Thirty years ago this October, Congress passed and President Jimmy Carter
signed the 1978 BWCAW Act. This desperately-needed law provided
important protections for the BWCAW, but left some unfinished work still
needed to protect the canoe country for future generations.

Led by Representatives Donald Fraser (D-MN), Bruce Vento (D-MN), and
Philip Burton (D-CA), Congress eventually passed the 1978 law after a
number of weakening compromises made in both the House and Senate. This
law ended logging in the BWCA (and protected the remaining 540,000 acres
of unlogged forest), reduced (but did not eliminate) motorboat use, phased
out snowmobiling (except for two short access routes to Canadian
properties), tightly restricted mining within the Boundary Waters and
established a BWCA Mining Protection Area outside the Wilderness, expanded
the area by about 68,000 acres in key additions like the Hegman Lakes and
Brule Lake, and officially added “Wilderness” to the area’s name.

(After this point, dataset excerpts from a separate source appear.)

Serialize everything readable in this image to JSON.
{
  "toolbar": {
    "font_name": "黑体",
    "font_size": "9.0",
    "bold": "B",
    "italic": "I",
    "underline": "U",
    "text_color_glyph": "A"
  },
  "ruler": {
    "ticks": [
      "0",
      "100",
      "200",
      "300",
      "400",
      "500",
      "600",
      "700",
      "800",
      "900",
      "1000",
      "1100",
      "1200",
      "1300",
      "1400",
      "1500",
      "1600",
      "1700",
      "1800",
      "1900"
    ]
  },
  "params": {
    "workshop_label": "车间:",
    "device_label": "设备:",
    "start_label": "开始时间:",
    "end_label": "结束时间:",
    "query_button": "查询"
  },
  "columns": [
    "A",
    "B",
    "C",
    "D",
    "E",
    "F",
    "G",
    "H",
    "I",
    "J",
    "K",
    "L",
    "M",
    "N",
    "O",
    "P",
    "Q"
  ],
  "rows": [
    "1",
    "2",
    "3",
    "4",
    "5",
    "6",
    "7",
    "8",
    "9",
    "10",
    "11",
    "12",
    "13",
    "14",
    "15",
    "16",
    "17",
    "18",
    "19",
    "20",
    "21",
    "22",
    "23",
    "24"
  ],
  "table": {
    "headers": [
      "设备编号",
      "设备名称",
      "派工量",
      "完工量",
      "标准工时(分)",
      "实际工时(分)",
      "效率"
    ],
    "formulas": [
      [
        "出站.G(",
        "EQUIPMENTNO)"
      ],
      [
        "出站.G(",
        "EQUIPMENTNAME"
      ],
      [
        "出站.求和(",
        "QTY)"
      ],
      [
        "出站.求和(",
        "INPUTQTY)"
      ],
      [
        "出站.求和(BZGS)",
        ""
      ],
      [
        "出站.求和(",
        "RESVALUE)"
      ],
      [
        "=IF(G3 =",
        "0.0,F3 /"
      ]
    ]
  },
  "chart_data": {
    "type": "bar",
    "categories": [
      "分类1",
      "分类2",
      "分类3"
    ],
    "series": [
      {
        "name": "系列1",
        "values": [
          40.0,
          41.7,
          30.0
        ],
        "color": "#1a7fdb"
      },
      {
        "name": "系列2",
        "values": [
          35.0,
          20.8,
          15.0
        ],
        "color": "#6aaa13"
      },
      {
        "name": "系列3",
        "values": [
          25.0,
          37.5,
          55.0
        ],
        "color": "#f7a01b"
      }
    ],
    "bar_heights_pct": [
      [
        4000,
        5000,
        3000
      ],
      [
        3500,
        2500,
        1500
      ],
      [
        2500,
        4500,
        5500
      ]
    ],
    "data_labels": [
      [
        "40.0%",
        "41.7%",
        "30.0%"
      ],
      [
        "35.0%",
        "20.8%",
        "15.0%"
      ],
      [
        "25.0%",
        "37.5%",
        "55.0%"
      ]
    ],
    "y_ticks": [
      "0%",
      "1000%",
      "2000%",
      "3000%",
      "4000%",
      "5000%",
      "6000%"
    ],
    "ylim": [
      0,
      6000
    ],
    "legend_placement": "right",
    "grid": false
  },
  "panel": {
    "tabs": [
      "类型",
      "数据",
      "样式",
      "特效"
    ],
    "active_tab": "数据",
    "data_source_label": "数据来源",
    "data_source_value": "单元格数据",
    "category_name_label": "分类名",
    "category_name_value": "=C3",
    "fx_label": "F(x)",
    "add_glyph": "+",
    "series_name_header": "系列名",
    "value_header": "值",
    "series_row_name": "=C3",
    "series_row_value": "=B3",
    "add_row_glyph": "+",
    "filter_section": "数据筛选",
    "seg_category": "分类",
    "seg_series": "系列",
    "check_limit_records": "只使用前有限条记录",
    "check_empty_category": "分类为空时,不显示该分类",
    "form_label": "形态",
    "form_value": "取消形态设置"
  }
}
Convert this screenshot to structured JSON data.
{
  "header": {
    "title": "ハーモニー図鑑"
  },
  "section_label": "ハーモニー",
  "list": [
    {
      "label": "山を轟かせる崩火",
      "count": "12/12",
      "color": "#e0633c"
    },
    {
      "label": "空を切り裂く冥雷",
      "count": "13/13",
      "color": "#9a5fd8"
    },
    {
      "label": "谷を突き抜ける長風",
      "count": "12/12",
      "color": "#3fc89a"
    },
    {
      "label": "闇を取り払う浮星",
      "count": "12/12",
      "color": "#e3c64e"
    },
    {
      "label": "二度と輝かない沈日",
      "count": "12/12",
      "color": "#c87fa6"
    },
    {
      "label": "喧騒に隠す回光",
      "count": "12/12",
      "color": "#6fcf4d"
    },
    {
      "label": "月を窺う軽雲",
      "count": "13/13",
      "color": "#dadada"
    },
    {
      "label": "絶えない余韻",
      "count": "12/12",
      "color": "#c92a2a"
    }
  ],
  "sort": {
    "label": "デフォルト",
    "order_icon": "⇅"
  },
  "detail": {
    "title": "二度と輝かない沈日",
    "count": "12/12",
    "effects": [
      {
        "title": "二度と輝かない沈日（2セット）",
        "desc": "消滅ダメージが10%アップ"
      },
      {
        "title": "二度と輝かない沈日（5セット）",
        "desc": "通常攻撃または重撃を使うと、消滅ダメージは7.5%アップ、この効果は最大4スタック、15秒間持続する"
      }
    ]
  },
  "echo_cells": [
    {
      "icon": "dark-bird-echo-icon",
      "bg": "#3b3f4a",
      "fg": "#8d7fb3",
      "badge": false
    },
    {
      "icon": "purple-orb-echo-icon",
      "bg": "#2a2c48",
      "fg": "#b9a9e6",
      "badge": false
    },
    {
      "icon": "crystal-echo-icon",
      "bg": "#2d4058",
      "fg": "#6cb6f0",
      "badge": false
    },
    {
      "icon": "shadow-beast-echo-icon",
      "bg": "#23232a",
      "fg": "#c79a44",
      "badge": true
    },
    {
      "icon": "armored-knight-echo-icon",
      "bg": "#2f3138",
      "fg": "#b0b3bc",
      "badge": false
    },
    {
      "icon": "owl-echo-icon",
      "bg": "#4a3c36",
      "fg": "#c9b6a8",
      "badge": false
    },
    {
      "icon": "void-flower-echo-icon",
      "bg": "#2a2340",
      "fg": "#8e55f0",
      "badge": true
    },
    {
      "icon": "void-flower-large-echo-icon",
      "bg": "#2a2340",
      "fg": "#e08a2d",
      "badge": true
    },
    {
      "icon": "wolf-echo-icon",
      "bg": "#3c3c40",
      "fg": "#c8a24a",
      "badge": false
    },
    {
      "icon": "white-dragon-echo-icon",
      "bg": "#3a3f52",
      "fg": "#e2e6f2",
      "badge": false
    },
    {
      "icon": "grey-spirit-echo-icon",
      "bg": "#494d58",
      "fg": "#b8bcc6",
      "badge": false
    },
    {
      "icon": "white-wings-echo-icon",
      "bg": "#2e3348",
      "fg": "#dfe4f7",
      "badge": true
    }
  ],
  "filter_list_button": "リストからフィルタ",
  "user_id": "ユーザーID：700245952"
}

Though the new protections in the 1978 law were significant, they did not
provide safeguards from all problems or threats to the area’s wilderness
character. About 21 percent of the area’s water surface area still remains
open to roaring motorboats. Jeeps and ATVs continue to drive across two
wilderness portages. Climate change may dramatically change the ecosystem
of the canoe country. Natural processes like fire are still not allowed to fully
function unmanipulated by humankind. Heavy visitation at times threatens
the area’s solitude and wilderness character. Illegal motorboat and
snowmobile use still occurs. The remaining roadless areas in the Superior
National Forest, most of them along the periphery of the BWCAW, are
threatened with road-building and logging. And mining was not absolutely
forbidden in the BWCAW, with new proposed sulfide mining projects just
outside the Boundary Waters posing major threats to the area.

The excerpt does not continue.